FV-Example 4 - Determine the minimum weight of cantilever beam

A cantilever beam of length L and Young's modulus E is subjected to a bending at its free end. Compare the spring constants of beams with cross sections in the form of a solid circle, square, and hollow circle.
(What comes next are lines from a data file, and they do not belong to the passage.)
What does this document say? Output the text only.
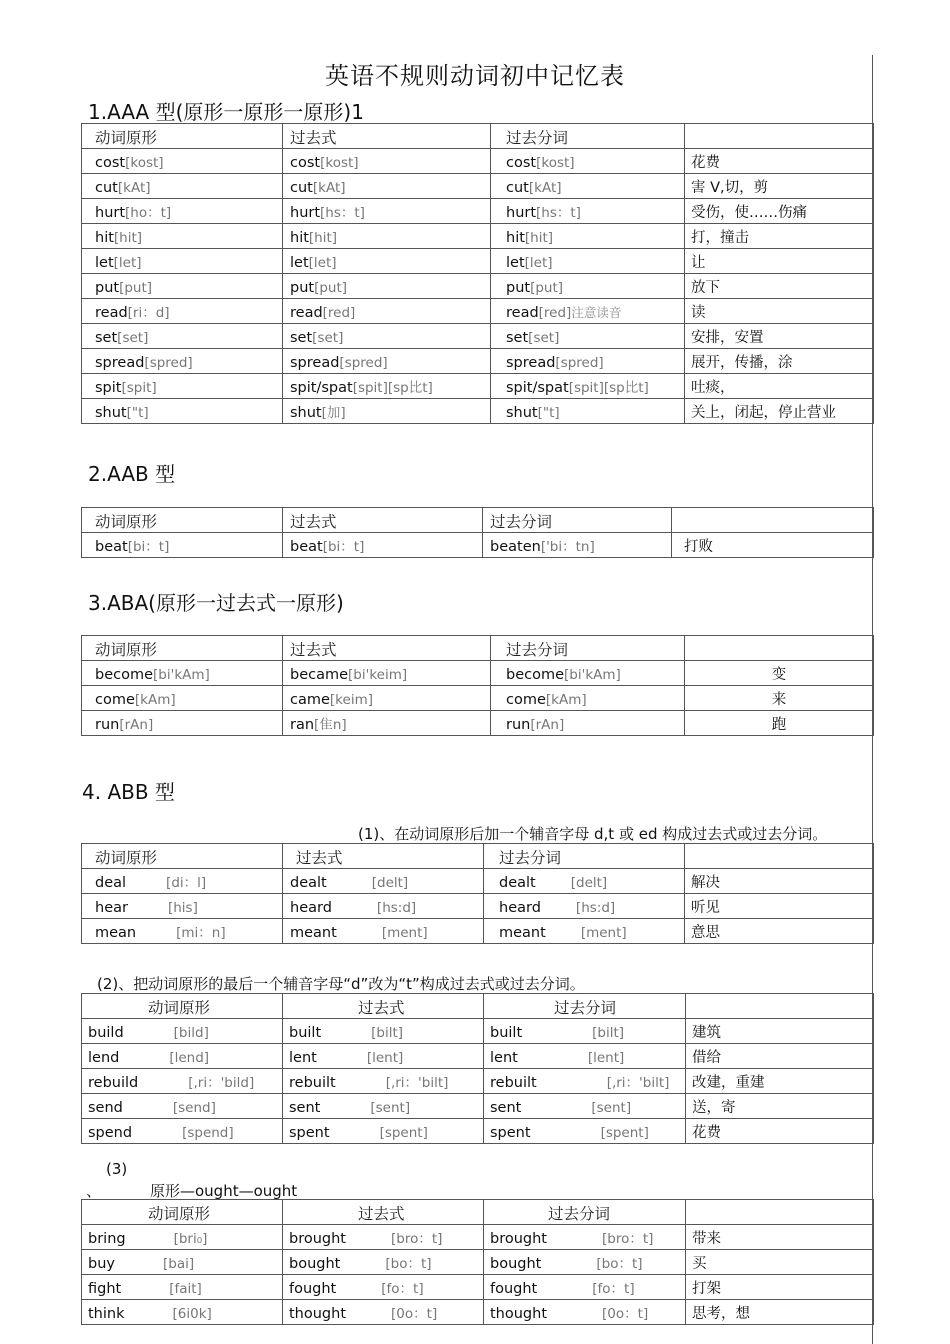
英语不规则动词初中记忆表
1.AAA 型(原形一原形一原形)1
动词原形	过去式	过去分词	
cost[kost]	cost[kost]	cost[kost]	花费
cut[kAt]	cut[kAt]	cut[kAt]	害 V,切，剪
hurt[ho：t]	hurt[hs：t]	hurt[hs：t]	受伤，使……伤痛
hit[hit]	hit[hit]	hit[hit]	打，撞击
let[let]	let[let]	let[let]	让
put[put]	put[put]	put[put]	放下
read[ri：d]	read[red]	read[red]注意读音	读
set[set]	set[set]	set[set]	安排，安置
spread[spred]	spread[spred]	spread[spred]	展开，传播，涂
spit[spit]	spit/spat[spit][sp比t]	spit/spat[spit][sp比t]	吐痰，
shut["t]	shut[加]	shut["t]	关上，闭起，停止营业
2.AAB 型
动词原形	过去式	过去分词	
beat[bi：t]	beat[bi：t]	beaten['bi：tn]	打败
3.ABA(原形一过去式一原形)
动词原形	过去式	过去分词	
become[bi'kAm]	became[bi'keim]	become[bi'kAm]	变
come[kAm]	came[keim]	come[kAm]	来
run[rAn]	ran[隹n]	run[rAn]	跑
4. ABB 型
(1)、在动词原形后加一个辅音字母 d,t 或 ed 构成过去式或过去分词。
动词原形	过去式	过去分词	
deal [di：l]	dealt [delt]	dealt [delt]	解决
hear [his]	heard [hs:d]	heard [hs:d]	听见
mean [mi：n]	meant [ment]	meant [ment]	意思
(2)、把动词原形的最后一个辅音字母“d”改为“t”构成过去式或过去分词。
动词原形	过去式	过去分词	
build [bild]	built [bilt]	built [bilt]	建筑
lend [lend]	lent [lent]	lent [lent]	借给
rebuild [,ri：'bild]	rebuilt [,ri：'bilt]	rebuilt [,ri：'bilt]	改建，重建
send [send]	sent [sent]	sent [sent]	送，寄
spend [spend]	spent [spent]	spent [spent]	花费
(3)
、	原形—ought—ought
动词原形	过去式	过去分词	
bring [bri₀]	brought [bro：t]	brought [bro：t]	带来
buy [bai]	bought [bo：t]	bought [bo：t]	买
fight [fait]	fought [fo：t]	fought [fo：t]	打架
think [6i0k]	thought [0o：t]	thought [0o：t]	思考，想
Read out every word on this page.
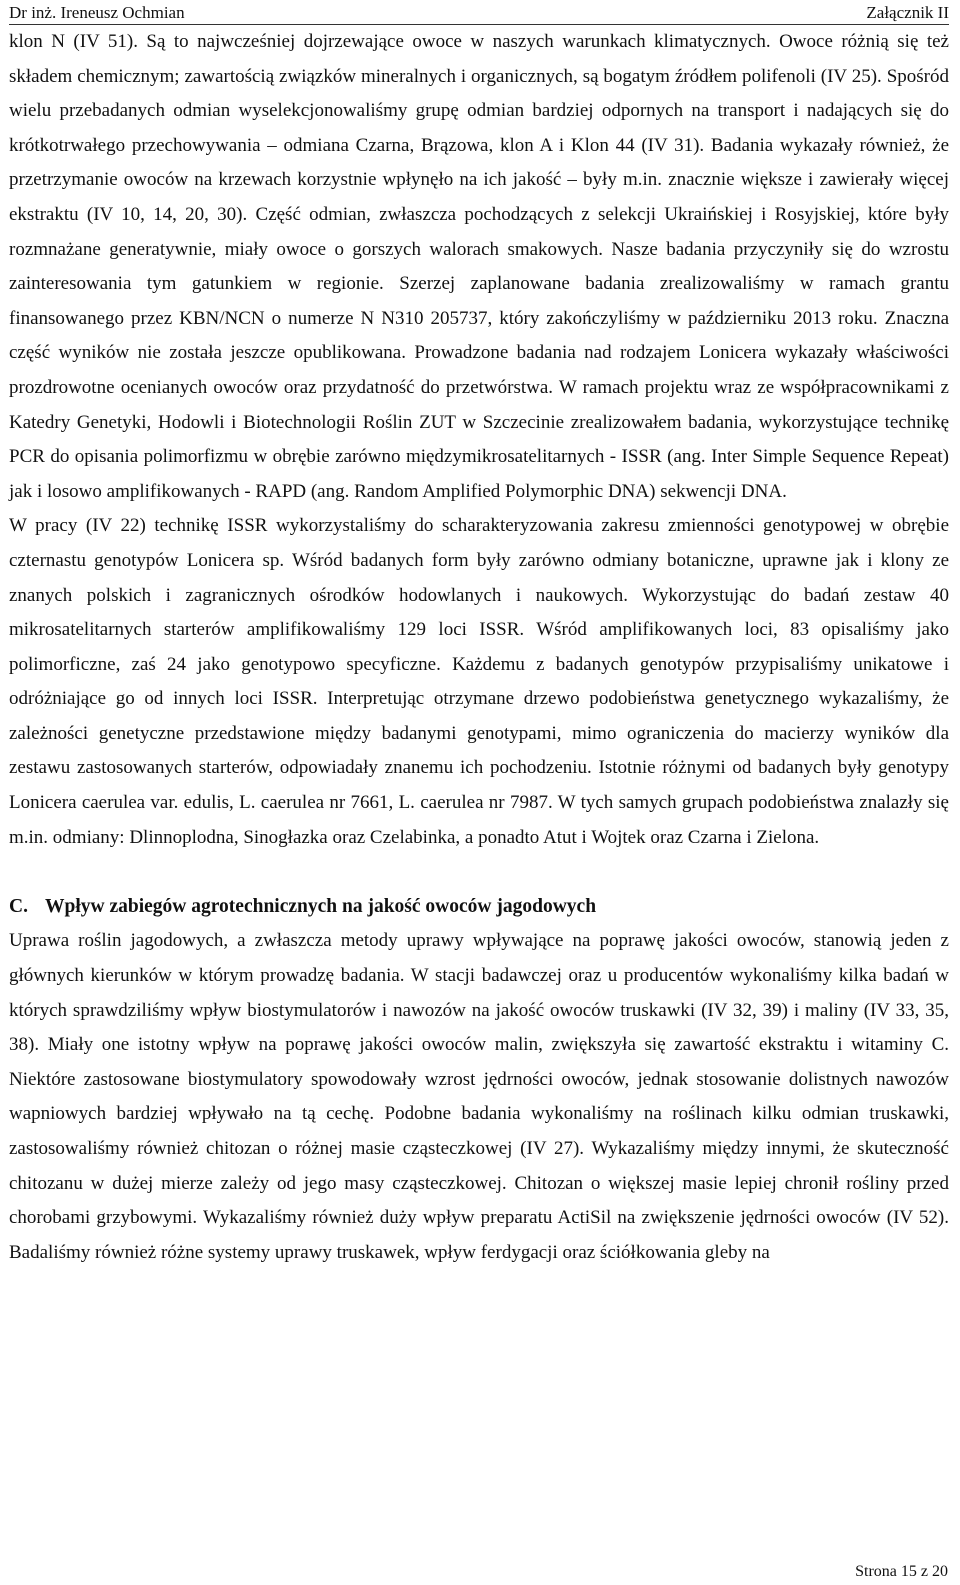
Dr inż. Ireneusz Ochmian	Załącznik II

klon N (IV 51). Są to najwcześniej dojrzewające owoce w naszych warunkach klimatycznych. Owoce różnią się też składem chemicznym; zawartością związków mineralnych i organicznych, są bogatym źródłem polifenoli (IV 25). Spośród wielu przebadanych odmian wyselekcjonowaliśmy grupę odmian bardziej odpornych na transport i nadających się do krótkotrwałego przechowywania – odmiana Czarna, Brązowa, klon A i Klon 44 (IV 31). Badania wykazały również, że przetrzymanie owoców na krzewach korzystnie wpłynęło na ich jakość – były m.in. znacznie większe i zawierały więcej ekstraktu (IV 10, 14, 20, 30). Część odmian, zwłaszcza pochodzących z selekcji Ukraińskiej i Rosyjskiej, które były rozmnażane generatywnie, miały owoce o gorszych walorach smakowych. Nasze badania przyczyniły się do wzrostu zainteresowania tym gatunkiem w regionie. Szerzej zaplanowane badania zrealizowaliśmy w ramach grantu finansowanego przez KBN/NCN o numerze N N310 205737, który zakończyliśmy w październiku 2013 roku. Znaczna część wyników nie została jeszcze opublikowana. Prowadzone badania nad rodzajem Lonicera wykazały właściwości prozdrowotne ocenianych owoców oraz przydatność do przetwórstwa. W ramach projektu wraz ze współpracownikami z Katedry Genetyki, Hodowli i Biotechnologii Roślin ZUT w Szczecinie zrealizowałem badania, wykorzystujące technikę PCR do opisania polimorfizmu w obrębie zarówno międzymikrosatelitarnych - ISSR (ang. Inter Simple Sequence Repeat) jak i losowo amplifikowanych - RAPD (ang. Random Amplified Polymorphic DNA) sekwencji DNA.

W pracy (IV 22) technikę ISSR wykorzystaliśmy do scharakteryzowania zakresu zmienności genotypowej w obrębie czternastu genotypów Lonicera sp. Wśród badanych form były zarówno odmiany botaniczne, uprawne jak i klony ze znanych polskich i zagranicznych ośrodków hodowlanych i naukowych. Wykorzystując do badań zestaw 40 mikrosatelitarnych starterów amplifikowaliśmy 129 loci ISSR. Wśród amplifikowanych loci, 83 opisaliśmy jako polimorficzne, zaś 24 jako genotypowo specyficzne. Każdemu z badanych genotypów przypisaliśmy unikatowe i odróżniające go od innych loci ISSR. Interpretując otrzymane drzewo podobieństwa genetycznego wykazaliśmy, że zależności genetyczne przedstawione między badanymi genotypami, mimo ograniczenia do macierzy wyników dla zestawu zastosowanych starterów, odpowiadały znanemu ich pochodzeniu. Istotnie różnymi od badanych były genotypy Lonicera caerulea var. edulis, L. caerulea nr 7661, L. caerulea nr 7987. W tych samych grupach podobieństwa znalazły się m.in. odmiany: Dlinnoplodna, Sinogłazka oraz Czelabinka, a ponadto Atut i Wojtek oraz Czarna i Zielona.

C. Wpływ zabiegów agrotechnicznych na jakość owoców jagodowych

Uprawa roślin jagodowych, a zwłaszcza metody uprawy wpływające na poprawę jakości owoców, stanowią jeden z głównych kierunków w którym prowadzę badania. W stacji badawczej oraz u producentów wykonaliśmy kilka badań w których sprawdziliśmy wpływ biostymulatorów i nawozów na jakość owoców truskawki (IV 32, 39) i maliny (IV 33, 35, 38). Miały one istotny wpływ na poprawę jakości owoców malin, zwiększyła się zawartość ekstraktu i witaminy C. Niektóre zastosowane biostymulatory spowodowały wzrost jędrności owoców, jednak stosowanie dolistnych nawozów wapniowych bardziej wpływało na tą cechę. Podobne badania wykonaliśmy na roślinach kilku odmian truskawki, zastosowaliśmy również chitozan o różnej masie cząsteczkowej (IV 27). Wykazaliśmy między innymi, że skuteczność chitozanu w dużej mierze zależy od jego masy cząsteczkowej. Chitozan o większej masie lepiej chronił rośliny przed chorobami grzybowymi. Wykazaliśmy również duży wpływ preparatu ActiSil na zwiększenie jędrności owoców (IV 52). Badaliśmy również różne systemy uprawy truskawek, wpływ ferdygacji oraz ściółkowania gleby na

Strona 15 z 20
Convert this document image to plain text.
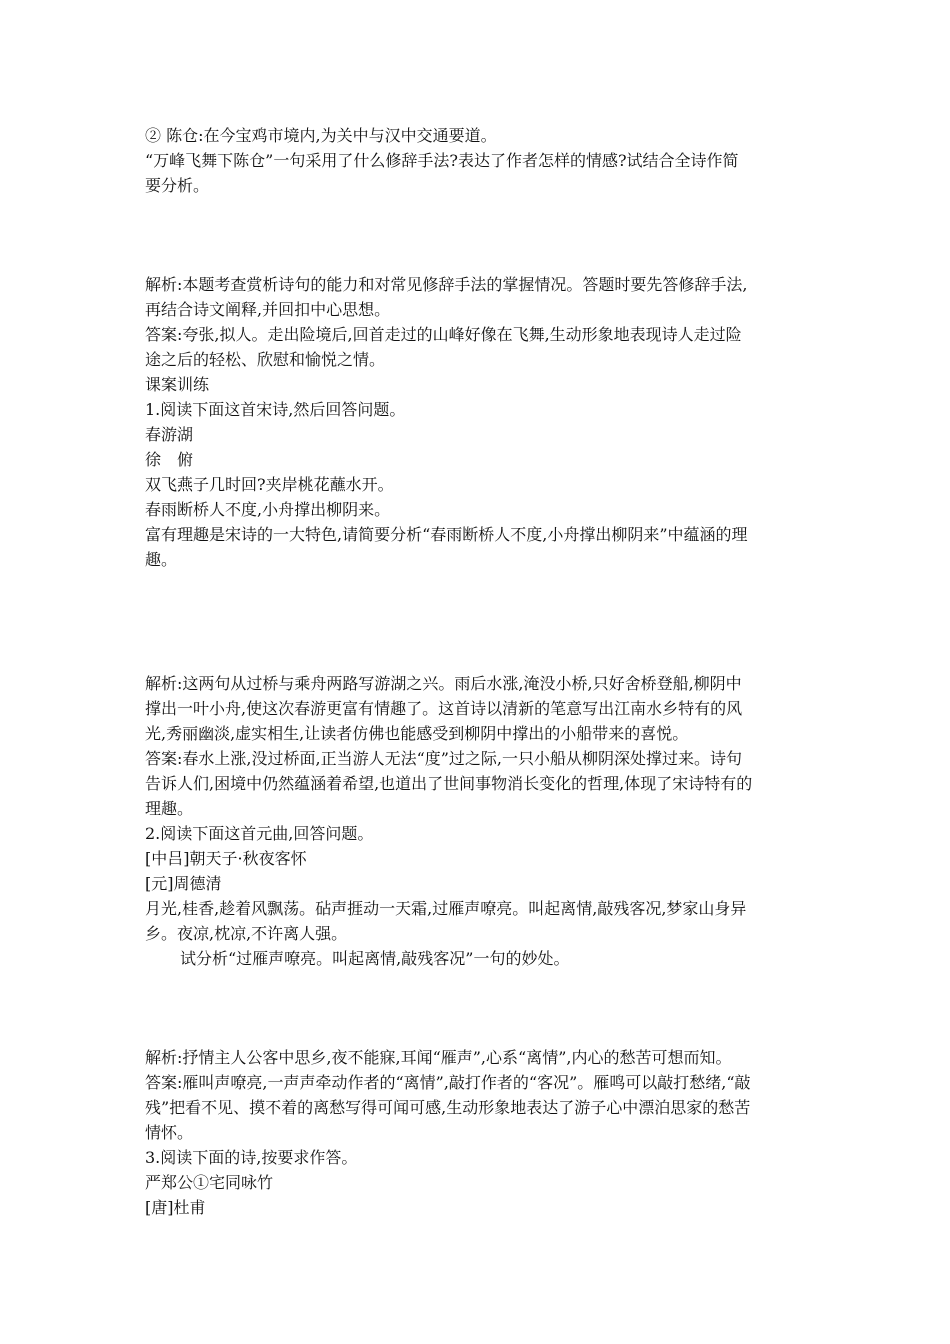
② 陈仓:在今宝鸡市境内,为关中与汉中交通要道。
“万峰飞舞下陈仓”一句采用了什么修辞手法?表达了作者怎样的情感?试结合全诗作简
要分析。
解析:本题考查赏析诗句的能力和对常见修辞手法的掌握情况。答题时要先答修辞手法,
再结合诗文阐释,并回扣中心思想。
答案:夸张,拟人。走出险境后,回首走过的山峰好像在飞舞,生动形象地表现诗人走过险
途之后的轻松、欣慰和愉悦之情。
课案训练
1.阅读下面这首宋诗,然后回答问题。
春游湖
徐　俯
双飞燕子几时回?夹岸桃花蘸水开。
春雨断桥人不度,小舟撑出柳阴来。
富有理趣是宋诗的一大特色,请简要分析“春雨断桥人不度,小舟撑出柳阴来”中蕴涵的理
趣。
解析:这两句从过桥与乘舟两路写游湖之兴。雨后水涨,淹没小桥,只好舍桥登船,柳阴中
撑出一叶小舟,使这次春游更富有情趣了。这首诗以清新的笔意写出江南水乡特有的风
光,秀丽幽淡,虚实相生,让读者仿佛也能感受到柳阴中撑出的小船带来的喜悦。
答案:春水上涨,没过桥面,正当游人无法“度”过之际,一只小船从柳阴深处撑过来。诗句
告诉人们,困境中仍然蕴涵着希望,也道出了世间事物消长变化的哲理,体现了宋诗特有的
理趣。
2.阅读下面这首元曲,回答问题。
[中吕]朝天子·秋夜客怀
[元]周德清
月光,桂香,趁着风飘荡。砧声捱动一天霜,过雁声嘹亮。叫起离情,敲残客况,梦家山身异
乡。夜凉,枕凉,不许离人强。
试分析“过雁声嘹亮。叫起离情,敲残客况”一句的妙处。
解析:抒情主人公客中思乡,夜不能寐,耳闻“雁声”,心系“离情”,内心的愁苦可想而知。
答案:雁叫声嘹亮,一声声牵动作者的“离情”,敲打作者的“客况”。雁鸣可以敲打愁绪,“敲
残”把看不见、摸不着的离愁写得可闻可感,生动形象地表达了游子心中漂泊思家的愁苦
情怀。
3.阅读下面的诗,按要求作答。
严郑公①宅同咏竹
[唐]杜甫
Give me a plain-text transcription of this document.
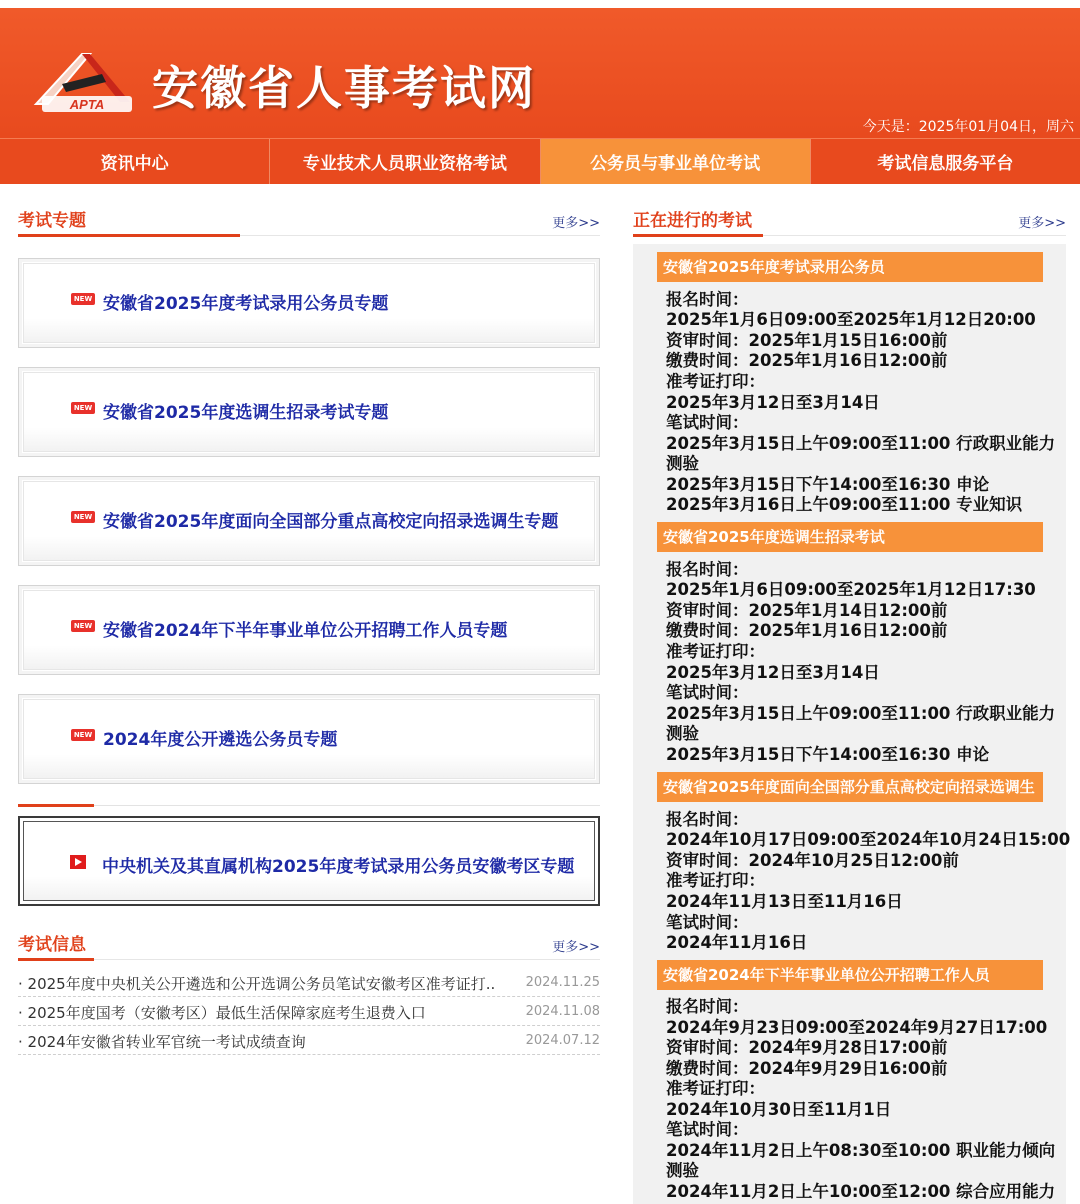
APTA 安徽省人事考试网
今天是：2025年01月04日，周六
资讯中心	专业技术人员职业资格考试	公务员与事业单位考试	考试信息服务平台
考试专题	更多>>
NEW 安徽省2025年度考试录用公务员专题
NEW 安徽省2025年度选调生招录考试专题
NEW 安徽省2025年度面向全国部分重点高校定向招录选调生专题
NEW 安徽省2024年下半年事业单位公开招聘工作人员专题
NEW 2024年度公开遴选公务员专题
中央机关及其直属机构2025年度考试录用公务员安徽考区专题
考试信息	更多>>
· 2025年度中央机关公开遴选和公开选调公务员笔试安徽考区准考证打..	2024.11.25
· 2025年度国考（安徽考区）最低生活保障家庭考生退费入口	2024.11.08
· 2024年安徽省转业军官统一考试成绩查询	2024.07.12
正在进行的考试	更多>>
安徽省2025年度考试录用公务员
报名时间：
2025年1月6日09:00至2025年1月12日20:00
资审时间：2025年1月15日16:00前
缴费时间：2025年1月16日12:00前
准考证打印：
2025年3月12日至3月14日
笔试时间：
2025年3月15日上午09:00至11:00 行政职业能力
测验
2025年3月15日下午14:00至16:30 申论
2025年3月16日上午09:00至11:00 专业知识
安徽省2025年度选调生招录考试
报名时间：
2025年1月6日09:00至2025年1月12日17:30
资审时间：2025年1月14日12:00前
缴费时间：2025年1月16日12:00前
准考证打印：
2025年3月12日至3月14日
笔试时间：
2025年3月15日上午09:00至11:00 行政职业能力
测验
2025年3月15日下午14:00至16:30 申论
安徽省2025年度面向全国部分重点高校定向招录选调生
报名时间：
2024年10月17日09:00至2024年10月24日15:00
资审时间：2024年10月25日12:00前
准考证打印：
2024年11月13日至11月16日
笔试时间：
2024年11月16日
安徽省2024年下半年事业单位公开招聘工作人员
报名时间：
2024年9月23日09:00至2024年9月27日17:00
资审时间：2024年9月28日17:00前
缴费时间：2024年9月29日16:00前
准考证打印：
2024年10月30日至11月1日
笔试时间：
2024年11月2日上午08:30至10:00 职业能力倾向
测验
2024年11月2日上午10:00至12:00 综合应用能力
Determine which of these cross sections leads to an economical design for a specified value of bending stiffness of the beam. $$ k = \frac{3EI}{l^3}$$ $$ I = \frac{kl^3}{3E} = C.$$ For a solid circular section with diameter d. $$ I_1 = \frac{\pi d^4}{64} = C $$ $$ d^4 = \frac{64 C}{\pi} \rightarrow d^2 = \sqrt{\frac{64C}{\pi}} $$ $$ G_1 = \frac{\pi d^2}{4}l = \frac{\pi l}{4}\sqrt{\frac{64C}{\pi}}$$ $$ G_1 = 3.5449 l \sqrt{C}.$$ For a hollow circular section with mean diameter \(d\) and wall thickness t=0.1d, weight of beam is equal to: $$ G_2 = \frac{\pi l}{4}(d_o^4 - d_1^4)$$ $$ G_2 = \frac{\pi l}{4}((d+t)^2 - (d-t)^2)$$ $$ G_2 = \frac{\pi l}{4}4dt = \pi dtl$$ $$ G_2 = \pi l (0.1d^2) = 0.1 \pi l \sqrt{\frac{64C}{\pi}}$$ $$4 G_2 = 1.4180 l \sqrt{C}$$ For a square section with side d, weight of the beam \(G_3\) is: $$ G_3 = d^2 l = l \sqrt{\frac{64C}{\pi}} $$ $$ G_3 = 4.5135 l \sqrt{C}$$